Systems engineering and software engineering have evolved as distinct disciplines with different terminologies, focuses, and concerns. As software becomes an increasingly important element in all systems, there is a growing need for these disciplines to develop effective ways of collaborating. In this blog post, I briefly summarize the history and current state of the convergence between systems engineering and software engineering and recent developments that are forging new practices for engineering the smart systems of the future.

Mechanical and electronic systems today are increasingly cyber-physical systems (CPSs)—physical systems that are controlled or monitored by computer-based algorithms (in other words, software). Previously, many systems were predominantly physical—and as these systems grew in complexity, systems engineering matured to balance design, risks, costs, and other system objectives. More recently, software has become a larger part of these systems—and often a more crucial component of the systems’ overall functionality.

Today’s automobile is a good example of a CPS. As early as 2010, there were about 10 million lines of software code in a car. Software helps to monitor and control such automobile subsystems as brakes, heating and cooling, navigation, and entertainment, as shown in Figure 1. Today the number of lines of software code in cars has increased to more than 100 million. Software continues to make possible most of the advanced capabilities of modern automobiles and is the primary catalyst for the growth and evolution of these capabilities over time.

A smart CPS is a system characterized by autonomous system attributes that function outside the direct control of humans. Today we have autonomous aircraft, unmanned aerial vehicles (UAVs), industrial and agricultural robots, assisted devices, robots that look for improvised explosive devices (IEDs), and self-driving cars. Because software provides the autonomous system attributes for all of these CPSs, a smart CPS draws on software engineering as well as systems engineering.

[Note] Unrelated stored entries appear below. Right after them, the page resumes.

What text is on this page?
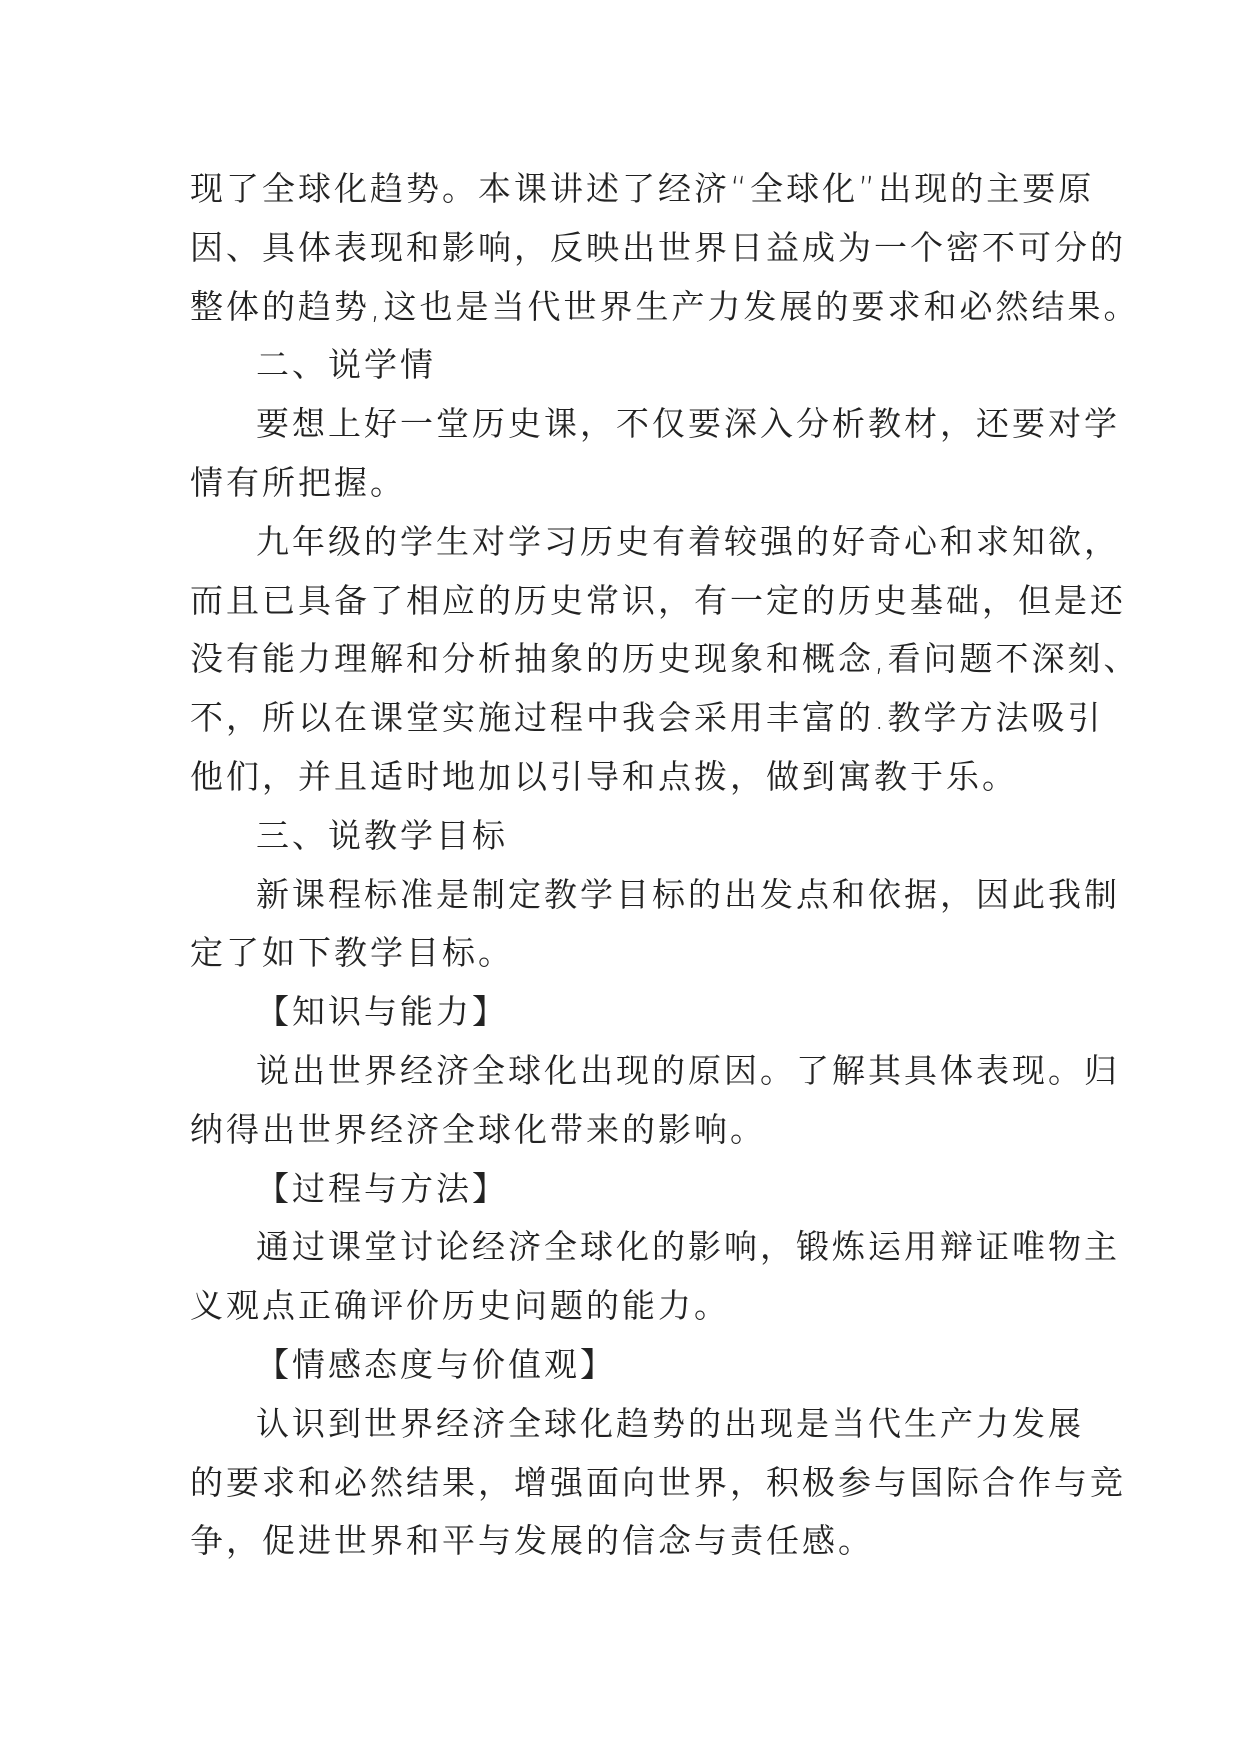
现了全球化趋势。本课讲述了经济“全球化”出现的主要原
因、具体表现和影响，反映出世界日益成为一个密不可分的
整体的趋势,这也是当代世界生产力发展的要求和必然结果。
二、说学情
要想上好一堂历史课，不仅要深入分析教材，还要对学
情有所把握。
九年级的学生对学习历史有着较强的好奇心和求知欲，
而且已具备了相应的历史常识，有一定的历史基础，但是还
没有能力理解和分析抽象的历史现象和概念,看问题不深刻、
不，所以在课堂实施过程中我会采用丰富的.教学方法吸引
他们，并且适时地加以引导和点拨，做到寓教于乐。
三、说教学目标
新课程标准是制定教学目标的出发点和依据，因此我制
定了如下教学目标。
【知识与能力】
说出世界经济全球化出现的原因。了解其具体表现。归
纳得出世界经济全球化带来的影响。
【过程与方法】
通过课堂讨论经济全球化的影响，锻炼运用辩证唯物主
义观点正确评价历史问题的能力。
【情感态度与价值观】
认识到世界经济全球化趋势的出现是当代生产力发展
的要求和必然结果，增强面向世界，积极参与国际合作与竞
争，促进世界和平与发展的信念与责任感。
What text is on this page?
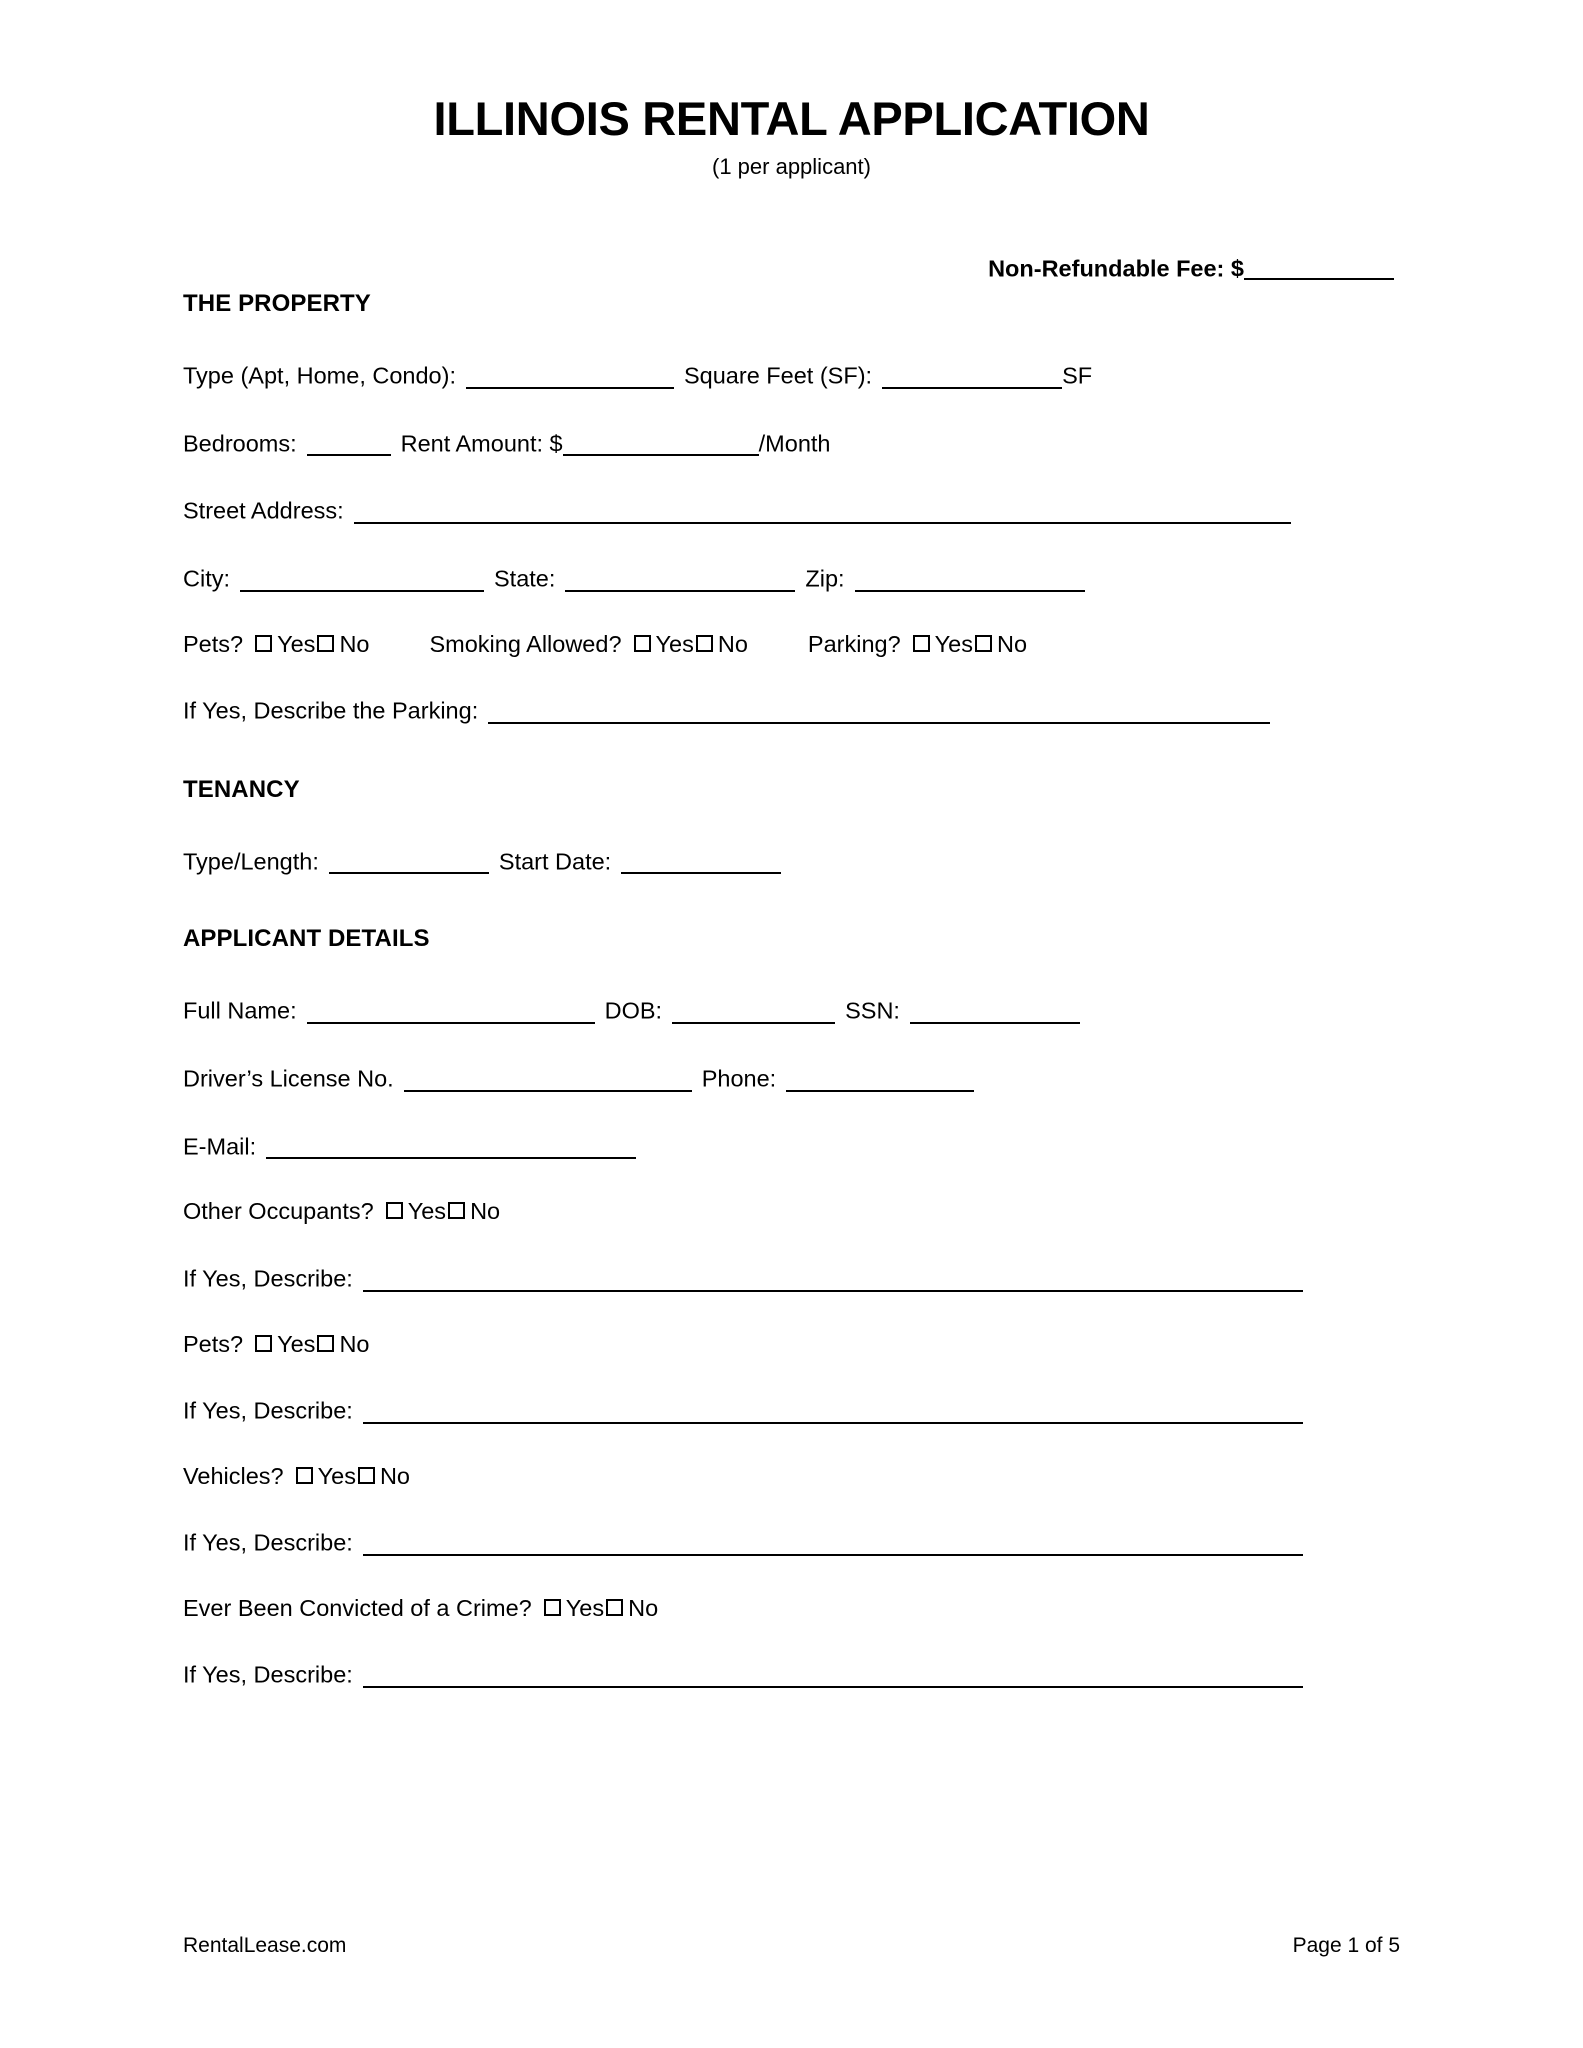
ILLINOIS RENTAL APPLICATION
(1 per applicant)
Non-Refundable Fee: $
THE PROPERTY
Type (Apt, Home, Condo):	Square Feet (SF):	SF
Bedrooms:	Rent Amount: $	/Month
Street Address:
City:	State:	Zip:
Pets? Yes No	Smoking Allowed? Yes No	Parking? Yes No
If Yes, Describe the Parking:
TENANCY
Type/Length:	Start Date:
APPLICANT DETAILS
Full Name:	DOB:	SSN:
Driver’s License No.	Phone:
E-Mail:
Other Occupants? Yes No
If Yes, Describe:
Pets? Yes No
If Yes, Describe:
Vehicles? Yes No
If Yes, Describe:
Ever Been Convicted of a Crime? Yes No
If Yes, Describe:
RentalLease.com	Page 1 of 5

The escalating demand for new features, new capabilities, and new devices is likely to continue to increase the primacy of software in our physical systems and devices. Software can add capability without adding weight or greatly increasing power requirements. It can also lower the cost of deployment and improve systems more quickly by providing updates over the airwaves. But with these added benefits come challenges. The trend toward autonomous systems with greater capability has led to

• increased software size and complexity
• increased cybersecurity risk
• rapidly changing operational environments
• the need to accommodate more—and more frequent—feedback loops
• the need for new ways to verify and validate adaptive systems

Verification and validation (V&V) practices are a key element of systems engineering. Traditionally, V&V practices were used to vet a system before deployment, with the assumption that the system would not change much once deployed. As software has made development cycles shorter, we still go through V&V in every sprint and cycle, but we do it faster and with more automated tools. For autonomous, adaptive systems that employ machine learning and artificial intelligence, however, we don’t always have full visibility into how the systems make decisions. If we allow systems to continue to evolve post-delivery, these systems change after their initial vetting. How do we conduct continuous V&V in this dynamic new environment?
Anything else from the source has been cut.